Handlungsmöglichkeiten
Da viele Medikamente aus medizinischen Gründen unverzichtbar und umweltverträglichere Alternativstoffe nicht verfügbar sind, lässt sich ein Eintrag dieser Stoffe in die Abwasserkanalisation z. Zt. nicht vermeiden. Dieser Sachstand entlässt die Pharmaindustrie trotzdem nicht aus ihrer Verantwortung, bei der Suche und der Entwicklung neuer Arzneimittelwirkstoffe auch deren Auswirkungen auf die Umwelt zu untersuchen und zu berücksichtigen. Daneben muss eine sachgerechte Altmedikamenten-Entsorgung entweder durch Rückgabe in den Apotheken oder mit dem Hausmüll, ggf. im Rahmen der kommunalen Schadstoffsammlung, sichergestellt werden. Dabei muss die Entsorgungssicherheit gegenüber einem unbefugten Zugriff, beispielsweise durch Kinder, gewährleistet sein.
Gleichwohl werden diese Maßnahmen allein das Problem nicht lösen. In der Praxis müssen daher ergänzende Strategien gesucht und das Ziel verfolgt werden, Arzneimittelwirkstoffe im Zuge der Abwasserreinigung in bestimmten Kläranlagen zu eliminieren.
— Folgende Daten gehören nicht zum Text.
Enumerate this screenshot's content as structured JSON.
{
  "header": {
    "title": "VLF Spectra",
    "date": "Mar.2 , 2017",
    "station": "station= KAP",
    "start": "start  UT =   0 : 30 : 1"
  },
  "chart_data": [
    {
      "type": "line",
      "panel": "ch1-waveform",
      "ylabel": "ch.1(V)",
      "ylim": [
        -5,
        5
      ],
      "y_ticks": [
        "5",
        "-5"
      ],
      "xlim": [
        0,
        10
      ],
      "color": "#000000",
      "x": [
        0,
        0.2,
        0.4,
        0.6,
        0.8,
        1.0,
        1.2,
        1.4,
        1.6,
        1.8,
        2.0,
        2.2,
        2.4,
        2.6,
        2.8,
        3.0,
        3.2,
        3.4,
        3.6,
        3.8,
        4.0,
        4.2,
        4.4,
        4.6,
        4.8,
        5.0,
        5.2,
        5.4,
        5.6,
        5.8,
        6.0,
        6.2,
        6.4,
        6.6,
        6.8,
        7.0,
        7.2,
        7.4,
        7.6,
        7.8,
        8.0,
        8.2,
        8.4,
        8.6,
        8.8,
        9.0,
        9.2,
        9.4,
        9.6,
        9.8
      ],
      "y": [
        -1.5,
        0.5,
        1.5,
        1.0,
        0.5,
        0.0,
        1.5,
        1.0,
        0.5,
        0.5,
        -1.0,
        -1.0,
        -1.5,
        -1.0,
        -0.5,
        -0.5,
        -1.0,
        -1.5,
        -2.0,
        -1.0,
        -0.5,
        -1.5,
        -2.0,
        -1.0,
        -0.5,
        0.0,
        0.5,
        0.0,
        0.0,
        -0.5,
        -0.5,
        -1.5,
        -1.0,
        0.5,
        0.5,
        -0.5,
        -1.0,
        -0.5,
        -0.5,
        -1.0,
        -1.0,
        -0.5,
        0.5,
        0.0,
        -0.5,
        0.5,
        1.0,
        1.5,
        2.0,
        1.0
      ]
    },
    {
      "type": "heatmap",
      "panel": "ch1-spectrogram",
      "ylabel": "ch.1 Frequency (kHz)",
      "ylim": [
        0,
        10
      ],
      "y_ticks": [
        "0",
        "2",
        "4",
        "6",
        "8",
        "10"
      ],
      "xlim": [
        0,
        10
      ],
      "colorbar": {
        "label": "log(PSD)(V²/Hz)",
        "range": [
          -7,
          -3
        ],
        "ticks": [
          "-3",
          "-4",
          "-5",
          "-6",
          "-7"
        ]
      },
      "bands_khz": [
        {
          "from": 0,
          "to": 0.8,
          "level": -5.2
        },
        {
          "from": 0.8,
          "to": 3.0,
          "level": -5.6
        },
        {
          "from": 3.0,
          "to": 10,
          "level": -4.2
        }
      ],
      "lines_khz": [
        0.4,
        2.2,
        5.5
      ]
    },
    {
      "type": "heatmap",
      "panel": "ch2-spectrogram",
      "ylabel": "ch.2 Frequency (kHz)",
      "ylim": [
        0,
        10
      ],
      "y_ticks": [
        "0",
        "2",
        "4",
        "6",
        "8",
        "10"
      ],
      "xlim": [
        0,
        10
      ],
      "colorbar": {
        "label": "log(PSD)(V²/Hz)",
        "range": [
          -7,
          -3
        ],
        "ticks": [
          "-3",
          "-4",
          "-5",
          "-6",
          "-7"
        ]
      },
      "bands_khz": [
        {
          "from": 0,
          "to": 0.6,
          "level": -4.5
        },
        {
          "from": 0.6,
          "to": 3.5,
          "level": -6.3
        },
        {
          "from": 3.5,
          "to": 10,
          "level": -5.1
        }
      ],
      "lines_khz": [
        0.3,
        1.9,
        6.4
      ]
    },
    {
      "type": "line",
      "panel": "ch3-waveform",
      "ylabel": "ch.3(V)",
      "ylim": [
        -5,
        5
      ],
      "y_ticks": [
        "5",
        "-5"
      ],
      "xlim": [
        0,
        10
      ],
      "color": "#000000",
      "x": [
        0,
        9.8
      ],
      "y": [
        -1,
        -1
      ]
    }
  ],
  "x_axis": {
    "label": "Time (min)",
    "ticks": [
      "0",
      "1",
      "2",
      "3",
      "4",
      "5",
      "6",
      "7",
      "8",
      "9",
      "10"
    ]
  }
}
Vor allem im Hinblick auf der Zunahme an älteren Personen in der Gesellschaft und den damit absehbaren Mehreintrag von Arzneimitteln in die Umwelt und auch möglicherweise der Änderung der Abflussregime von Gewässern und dem damit steigenden Abwasseranteil durch niedrigeren Abfluss stehen wir in näherer Zukunft vor weiteren Herausforderungen.